The EU is providing provided Ecu2.2 million to fund a multimillion dollar project to ease computer translation of documents in EU institutions, starting with the police.
The project, Sensus, will focus first on the law enforcement sector, and involves 11 European nations and Europol, Europe's crime enforcement agency. Sensus is designed to help Europol's fight against illegal immigration and organised crime.
"There have been many communication problems within Europe because member states are allowed to communicate in their own language. Sensus' main focus is to provide access to information on a multilingual basis," said Gregor Thurmaier, head of language programmes at Gesellschaft fuer Multilinguale Systeme (GMS), the Munich based research company involved in the project.
Sensus' aim is to provide technology for multilingual communication. It is being tested in Spain, with a machine translation system enabling text to be translated within seconds.
Launched on 1 June 1998, Sensus will run over two years and have two phases. The first will concentrate on Europol, with enforcement officers defining the nature of their workload, and the tools needed to develop this.

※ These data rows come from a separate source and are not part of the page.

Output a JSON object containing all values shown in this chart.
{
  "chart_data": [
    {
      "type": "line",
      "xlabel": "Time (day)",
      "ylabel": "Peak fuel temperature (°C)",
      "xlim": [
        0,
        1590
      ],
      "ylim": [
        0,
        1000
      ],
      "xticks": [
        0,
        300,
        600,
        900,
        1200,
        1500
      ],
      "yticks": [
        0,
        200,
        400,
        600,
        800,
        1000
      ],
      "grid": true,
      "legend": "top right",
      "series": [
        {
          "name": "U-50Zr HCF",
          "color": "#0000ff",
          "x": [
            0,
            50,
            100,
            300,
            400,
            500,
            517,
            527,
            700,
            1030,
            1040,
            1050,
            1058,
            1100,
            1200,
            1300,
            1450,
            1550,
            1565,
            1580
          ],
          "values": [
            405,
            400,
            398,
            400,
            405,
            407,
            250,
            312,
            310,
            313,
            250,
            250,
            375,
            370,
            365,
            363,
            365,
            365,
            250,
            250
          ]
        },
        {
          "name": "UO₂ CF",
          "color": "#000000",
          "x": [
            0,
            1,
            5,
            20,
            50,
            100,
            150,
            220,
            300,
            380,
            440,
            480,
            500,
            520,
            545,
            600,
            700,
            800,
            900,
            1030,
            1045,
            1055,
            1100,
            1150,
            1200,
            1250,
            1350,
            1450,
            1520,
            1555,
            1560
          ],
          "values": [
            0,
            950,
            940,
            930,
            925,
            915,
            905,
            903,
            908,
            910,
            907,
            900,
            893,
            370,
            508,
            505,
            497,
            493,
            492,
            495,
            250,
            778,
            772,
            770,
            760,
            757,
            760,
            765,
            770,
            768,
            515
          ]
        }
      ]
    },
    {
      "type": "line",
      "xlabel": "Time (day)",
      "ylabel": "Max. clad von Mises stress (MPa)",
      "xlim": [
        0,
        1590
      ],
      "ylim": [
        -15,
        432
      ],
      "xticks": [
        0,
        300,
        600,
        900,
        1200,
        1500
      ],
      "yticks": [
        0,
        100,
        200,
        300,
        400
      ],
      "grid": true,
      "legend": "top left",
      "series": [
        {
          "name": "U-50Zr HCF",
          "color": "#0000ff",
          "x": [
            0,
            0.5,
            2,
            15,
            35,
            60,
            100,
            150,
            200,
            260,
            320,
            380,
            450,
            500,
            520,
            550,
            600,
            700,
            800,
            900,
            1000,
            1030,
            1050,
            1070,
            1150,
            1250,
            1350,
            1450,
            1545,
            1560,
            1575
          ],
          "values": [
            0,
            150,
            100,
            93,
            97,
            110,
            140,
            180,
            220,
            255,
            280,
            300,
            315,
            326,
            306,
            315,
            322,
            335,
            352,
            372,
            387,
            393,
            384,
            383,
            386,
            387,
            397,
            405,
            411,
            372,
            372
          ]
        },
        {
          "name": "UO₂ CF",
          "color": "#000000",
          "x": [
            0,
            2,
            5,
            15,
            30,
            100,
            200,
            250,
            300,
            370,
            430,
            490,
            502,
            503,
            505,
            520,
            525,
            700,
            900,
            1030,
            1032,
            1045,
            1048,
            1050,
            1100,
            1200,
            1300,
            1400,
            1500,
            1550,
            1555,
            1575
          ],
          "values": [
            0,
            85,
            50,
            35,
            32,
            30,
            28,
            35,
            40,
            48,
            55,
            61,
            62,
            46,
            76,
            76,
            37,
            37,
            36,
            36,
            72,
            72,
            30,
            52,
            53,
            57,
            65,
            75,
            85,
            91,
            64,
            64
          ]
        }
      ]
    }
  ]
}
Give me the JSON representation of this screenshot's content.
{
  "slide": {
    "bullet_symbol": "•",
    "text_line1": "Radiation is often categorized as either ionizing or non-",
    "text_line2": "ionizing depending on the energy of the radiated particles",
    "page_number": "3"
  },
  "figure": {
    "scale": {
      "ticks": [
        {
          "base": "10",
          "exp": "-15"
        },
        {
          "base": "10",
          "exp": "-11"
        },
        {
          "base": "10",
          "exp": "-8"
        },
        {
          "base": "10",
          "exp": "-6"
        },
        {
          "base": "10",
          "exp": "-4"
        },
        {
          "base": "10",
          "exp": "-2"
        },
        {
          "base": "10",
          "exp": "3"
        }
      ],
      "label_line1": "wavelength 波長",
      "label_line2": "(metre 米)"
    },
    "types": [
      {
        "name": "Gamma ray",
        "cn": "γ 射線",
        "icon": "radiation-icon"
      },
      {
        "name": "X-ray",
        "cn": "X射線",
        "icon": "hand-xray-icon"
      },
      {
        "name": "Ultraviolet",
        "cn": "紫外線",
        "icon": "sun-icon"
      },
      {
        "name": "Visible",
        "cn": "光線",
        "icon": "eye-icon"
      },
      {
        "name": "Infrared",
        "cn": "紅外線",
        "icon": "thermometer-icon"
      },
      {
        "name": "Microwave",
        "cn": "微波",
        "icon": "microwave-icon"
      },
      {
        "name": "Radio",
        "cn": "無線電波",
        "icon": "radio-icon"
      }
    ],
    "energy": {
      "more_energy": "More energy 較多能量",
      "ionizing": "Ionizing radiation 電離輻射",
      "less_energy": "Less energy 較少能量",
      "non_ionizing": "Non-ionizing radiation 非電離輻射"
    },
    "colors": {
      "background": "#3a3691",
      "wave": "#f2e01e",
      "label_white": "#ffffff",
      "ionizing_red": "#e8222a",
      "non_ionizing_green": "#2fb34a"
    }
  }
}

The second phase will see the project put into practice, with selected companies delivering aspects of the technology developed so far.
As well as being a tool for translation, Sensus will also develop resources for data mining, retrieving information, generating reports and ensuring secure communication.
The European Commission is being joined in the project by police organisations from each member state, and European companies with interests in research, technology and security, such as the Copenhagen Business School.
Sensus follows on from the EU's research project, Aventinus, which was part of the Telematics Application Programme and included Belgium's speech products firm Lernout & Hauspie as a partner.